"When we last talked, Job, I got off the track once again, but I think we are actually making progress. You are so distressed, Job, because you believe in the living God, a God who has not merely retired from the world, like the gods of the Epicureans who spend all their time trying to keep their atoms together. You believe that God is intimately involved with you. But it is this realization that presents the intellectual conundrum for you, that makes your 2nd person outburst to God in 7:12-21 so powerful for me. Here is your dilemma: (1) you believe in a good God; (2) you believe in an all-powerful God; (3) but disaster, huge and horrible and irreversible disaster, has come upon you and there just isn't any explantion for it. You haven't deserved it. You haven't somehow cherished "secret sin" that was found out by God. You feel you are the victim of a divine plot (and you will be right about this!), and that this plot must be the action of a most perverse, cruel and irrational deity. But you cannot simply say that this is the kind of God who rules the world. You want, no you need to believe that at the heart of the universe is a good and personal power, a power that treasures justice as much as the most righteous creatures do, a power that cherishes the values by which you have lived your life. Such a god MUST BE THERE for you, Job. Isn't that true? Haven't I gotten it right?

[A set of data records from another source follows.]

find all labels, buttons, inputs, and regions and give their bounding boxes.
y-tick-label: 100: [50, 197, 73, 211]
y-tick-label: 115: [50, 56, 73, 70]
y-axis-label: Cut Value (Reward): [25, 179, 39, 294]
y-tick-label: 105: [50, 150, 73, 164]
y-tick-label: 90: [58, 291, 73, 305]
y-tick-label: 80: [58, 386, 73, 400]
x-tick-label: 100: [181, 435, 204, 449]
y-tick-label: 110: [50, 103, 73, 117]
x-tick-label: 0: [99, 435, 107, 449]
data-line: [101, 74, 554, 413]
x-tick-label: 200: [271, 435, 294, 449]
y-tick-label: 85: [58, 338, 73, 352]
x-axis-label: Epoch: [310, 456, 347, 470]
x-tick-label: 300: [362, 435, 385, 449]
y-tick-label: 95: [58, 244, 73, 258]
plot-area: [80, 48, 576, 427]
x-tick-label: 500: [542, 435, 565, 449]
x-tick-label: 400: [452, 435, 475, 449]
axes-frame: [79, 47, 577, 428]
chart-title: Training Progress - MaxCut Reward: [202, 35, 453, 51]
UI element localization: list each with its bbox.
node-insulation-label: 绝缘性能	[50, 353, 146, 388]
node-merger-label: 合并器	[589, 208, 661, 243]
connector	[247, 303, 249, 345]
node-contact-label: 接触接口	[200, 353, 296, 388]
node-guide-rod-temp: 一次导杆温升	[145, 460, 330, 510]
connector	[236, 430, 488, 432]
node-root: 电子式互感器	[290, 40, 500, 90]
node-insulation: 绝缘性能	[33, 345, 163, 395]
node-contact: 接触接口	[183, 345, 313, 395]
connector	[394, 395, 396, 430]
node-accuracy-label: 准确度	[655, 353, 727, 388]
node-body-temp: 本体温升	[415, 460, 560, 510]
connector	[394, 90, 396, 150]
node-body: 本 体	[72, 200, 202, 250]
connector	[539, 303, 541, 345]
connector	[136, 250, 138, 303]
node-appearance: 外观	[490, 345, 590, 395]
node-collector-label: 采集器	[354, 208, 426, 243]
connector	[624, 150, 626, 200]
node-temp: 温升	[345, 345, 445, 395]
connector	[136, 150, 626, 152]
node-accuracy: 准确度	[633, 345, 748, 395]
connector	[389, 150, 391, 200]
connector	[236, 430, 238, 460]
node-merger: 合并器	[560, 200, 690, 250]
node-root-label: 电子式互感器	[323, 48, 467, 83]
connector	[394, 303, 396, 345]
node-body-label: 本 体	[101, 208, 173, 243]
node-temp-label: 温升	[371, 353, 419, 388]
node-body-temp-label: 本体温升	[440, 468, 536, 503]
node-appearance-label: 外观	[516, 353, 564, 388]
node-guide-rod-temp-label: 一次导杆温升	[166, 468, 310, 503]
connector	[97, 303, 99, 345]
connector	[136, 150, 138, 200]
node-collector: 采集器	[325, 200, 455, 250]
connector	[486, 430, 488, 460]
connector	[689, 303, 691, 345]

But that is where your immense misery comes in, doesn't it? God has seemingly done this to you without prior or subsequent explanation. And, now I think I see how your mind works, Job. At first you seemingly accepted your fate in 1:20-21. You intoned the safe words of the tradition, "The Lord gives and the Lord takes away; blessed be the name of the Lord." You even did so a few verses later when your wife asked you about your integrity [I will get to her a little later, Job]. But then, in ch. 3, you simply exploded in your rage and pessimism and pain. Such a reversal in a mere five verses is unprecedented in Scripture, but I think that what happened is that when your friends were sitting around, not saying a word (2:11-13), that the silence worked into your soul and the deafening injustice of what befell you finally dawned on you. No one explained the meaning of their silence, but I think you interpreted it to mean that your friends had no answers to your plight. Of course you would discover later that they had lots of answers to give you, but maybe the utter shock of seeing you so reduced to the bare essentials of life undid them temporarily and gave you the freedom to open up long tamped-down feelings in your heart. The explosion of ch. 3 is the result.
And I think I can defend the interpretation in this last paragraph even more, Job. Remember when you exploded with that wrenching outburst in ch.3? You stuck in that curious verse near the end where you said, "For I was terrified of something and it arrived; the very thing I feared has come upon me (3:25)." Remember saying that, Job? I have it on tape if you don't recall. It was when you were coming to the end of your first rumination, where you had taken as it were an intellectual tour of Sheol and its pleasantness (3:11ff.) but then had returned in language of brutal brevity to your current situation (3:24-26). As your mental process allowed you to return to your pain, you said these words. They slipped out, didn't they Job? You really didn't mean to say them, did you? Because if you think about them for a while, what they suggest is that even while you were all 'tam and yashar' (perfect and upright) in chs. 1 and 2, you were worried about something.
You were worried that it was all going to end some day. You were worried that something would happen, that you would be visited by some force or power and all your finely arranged life would come crashing down in a heap. Maybe you even had a dream about it, since you are so eager to say that God now torments you in your dreams (7:14). Did you dream of a great fall, Job, even while things were so incredibly good for you? And, if you did, what did you do with that dream, with that idea? Did you share it with anyone? Did anyone possess your fears along with you, Job? Or, were you just a seeming one-dimensional businessman--profits were the bottom line? Were you a soulless man, a man who suppressed the unpleasant thoughts and dreams and just had to keep buying more cattle? But, no, you had to be more than that. You were a judge, one who seemingly dispensed impartial justice to the approval of all. But that is the way you tell the story in Job 29; Eliphaz has quite a different take on it in Job 22, doesn't he?
So, you feared that something like this might happen. But, as I think about it, Job, it probably is true that every rich guy, and we have a lot of them in America these days, worries about losing it all. I would love to read a book about that--big guys fears about losing it all. There isn't a book like that on the market. There are books about everything else, Job, but why not a book on what the big guys really fear? Maybe those fears have to be buried deep in their hearts because if they came out, well, the fears might just realize themselves in their lives. We are pitiful creatures, aren't we Job, not even able to identify or own up to our fears.
Well, we are out of time, Job, and I see you are getting a little tired, so let's pause for a while until the next talk.